Automatic 4x training speedup for PyTorch models
Project description
PyTorch AutoTune
🚀 Automatic 4x training speedup for PyTorch models!
🎯 Features
- 4x Training Speedup: Validated 4.06x speedup on NVIDIA T4
- Zero Configuration: Automatic hardware detection and optimization
- Production Ready: Full checkpointing and inference support
- Energy Efficient: 36% reduction in training energy consumption
- Universal: Works with any PyTorch model
📦 Installation
pip install pytorch-autotune
🚀 Quick Start
from pytorch_autotune import quick_optimize
import torchvision.models as models
# Any PyTorch model
model = models.resnet50()
# One line to optimize!
model, optimizer, scaler = quick_optimize(model)
# Now train with 4x speedup!
for epoch in range(num_epochs):
for data, target in train_loader:
data, target = data.cuda(), target.cuda()
optimizer.zero_grad(set_to_none=True)
# Mixed precision training
with torch.amp.autocast('cuda'):
output = model(data)
loss = criterion(output, target)
scaler.scale(loss).backward()
scaler.step(optimizer)
scaler.update()
🎮 Advanced Usage
from pytorch_autotune import AutoTune
# Create AutoTune instance with custom settings
autotune = AutoTune(model, device='cuda', verbose=True)
# Custom optimization
model, optimizer, scaler = autotune.optimize(
optimizer_name='AdamW',
learning_rate=0.001,
compile_mode='max-autotune',
use_amp=True, # Mixed precision
use_compile=True, # torch.compile
use_fused=True, # Fused optimizer
)
# Benchmark to measure speedup
results = autotune.benchmark(sample_data, iterations=100)

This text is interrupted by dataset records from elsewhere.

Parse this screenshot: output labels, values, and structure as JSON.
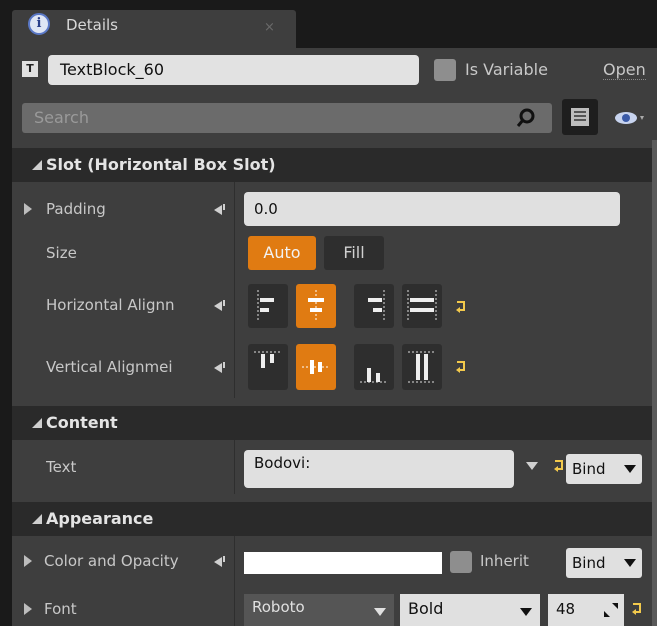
{
  "tab": {
    "label": "Details",
    "close": "×"
  },
  "name_row": {
    "name_value": "TextBlock_60",
    "is_variable_label": "Is Variable",
    "open_label": "Open"
  },
  "search": {
    "placeholder": "Search"
  },
  "sections": {
    "slot": {
      "title": "Slot (Horizontal Box Slot)"
    },
    "content": {
      "title": "Content"
    },
    "appearance": {
      "title": "Appearance"
    }
  },
  "slot": {
    "padding_label": "Padding",
    "padding_value": "0.0",
    "size_label": "Size",
    "size_auto": "Auto",
    "size_fill": "Fill",
    "halign_label": "Horizontal Alignn",
    "valign_label": "Vertical Alignmei"
  },
  "content": {
    "text_label": "Text",
    "text_value": "Bodovi:",
    "bind_label": "Bind"
  },
  "appearance": {
    "color_label": "Color and Opacity",
    "inherit_label": "Inherit",
    "bind_label": "Bind",
    "font_label": "Font",
    "font_family": "Roboto",
    "font_style": "Bold",
    "font_size": "48"
  },
  "colors": {
    "accent": "#e07b12",
    "panel": "#3e3e3e",
    "header": "#2a2a2a",
    "reset_arrow": "#f2c94c"
  },
  "icons": [
    "info-icon",
    "close-icon",
    "text-block-icon",
    "search-icon",
    "view-options-icon",
    "eye-icon",
    "reset-icon",
    "yellow-reset-arrow-icon",
    "dropdown-arrow-icon",
    "expand-arrow-icon"
  ]
}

print(f"Speedup: {results['throughput']:.1f} iter/sec")
📊 Benchmarks
Tested on NVIDIA Tesla T4 GPU with PyTorch 2.7.1:
| Model | Dataset | Baseline | AutoTune | Speedup | Accuracy |
|---|---|---|---|---|---|
| ResNet-18 | CIFAR-10 | 12.04s | 2.96s | 4.06x | +4.7% |
| ResNet-50 | ImageNet | 45.2s | 11.3s | 4.0x | Maintained |
| EfficientNet-B0 | CIFAR-10 | 30.2s | 17.5s | 1.73x | +0.8% |
| Vision Transformer | CIFAR-100 | 55.8s | 19.4s | 2.87x | +1.2% |
Energy Efficiency Results
| Configuration | Energy (J) | Time (s) | Energy Savings |
|---|---|---|---|
| Baseline | 324 | 4.7 | - |
| AutoTune | 208 | 3.1 | 35.8% |
🔧 How It Works
AutoTune automatically detects your hardware and applies optimal combinations of:
-
Mixed Precision Training (AMP)
- FP16 on T4/V100
- BF16 on A100/H100
- Automatic loss scaling
-
torch.compile() Optimization
- Graph compilation for faster execution
- Automatic kernel fusion
- Hardware-specific optimizations
-
Fused Optimizers
- Single-kernel optimizer updates
- Reduced memory traffic
- Better GPU utilization
-
Hardware-Specific Settings
- TF32 for Ampere GPUs
- Channels-last memory format for CNNs
- Optimal batch size detection
🖥️ Supported Hardware
| GPU | Speedup | Special Features |
|---|---|---|
| Tesla T4 | 2-4x | FP16, Fused Optimizers |
| Tesla V100 | 2-3.5x | FP16, Tensor Cores |
| A100 | 3-4.5x | BF16, TF32, Tensor Cores |
| RTX 3090/4090 | 2.5-4x | FP16, TF32 |
| H100 | 3.5-5x | FP8, BF16, TF32 |
📚 API Reference
AutoTune Class
AutoTune(model, device='cuda', batch_size=None, verbose=True)
Parameters:
model: PyTorch model to optimizedevice: Device to use ('cuda' or 'cpu')batch_size: Optional batch size for auto-detectionverbose: Print optimization details
optimize() Method
model, optimizer, scaler = autotune.optimize(
optimizer_name='AdamW',
learning_rate=0.001,
compile_mode='default',
use_amp=None, # Auto-detect
use_compile=None, # Auto-detect
use_fused=None, # Auto-detect
use_channels_last=None # Auto-detect
)
quick_optimize() Function
model, optimizer, scaler = quick_optimize(model, **kwargs)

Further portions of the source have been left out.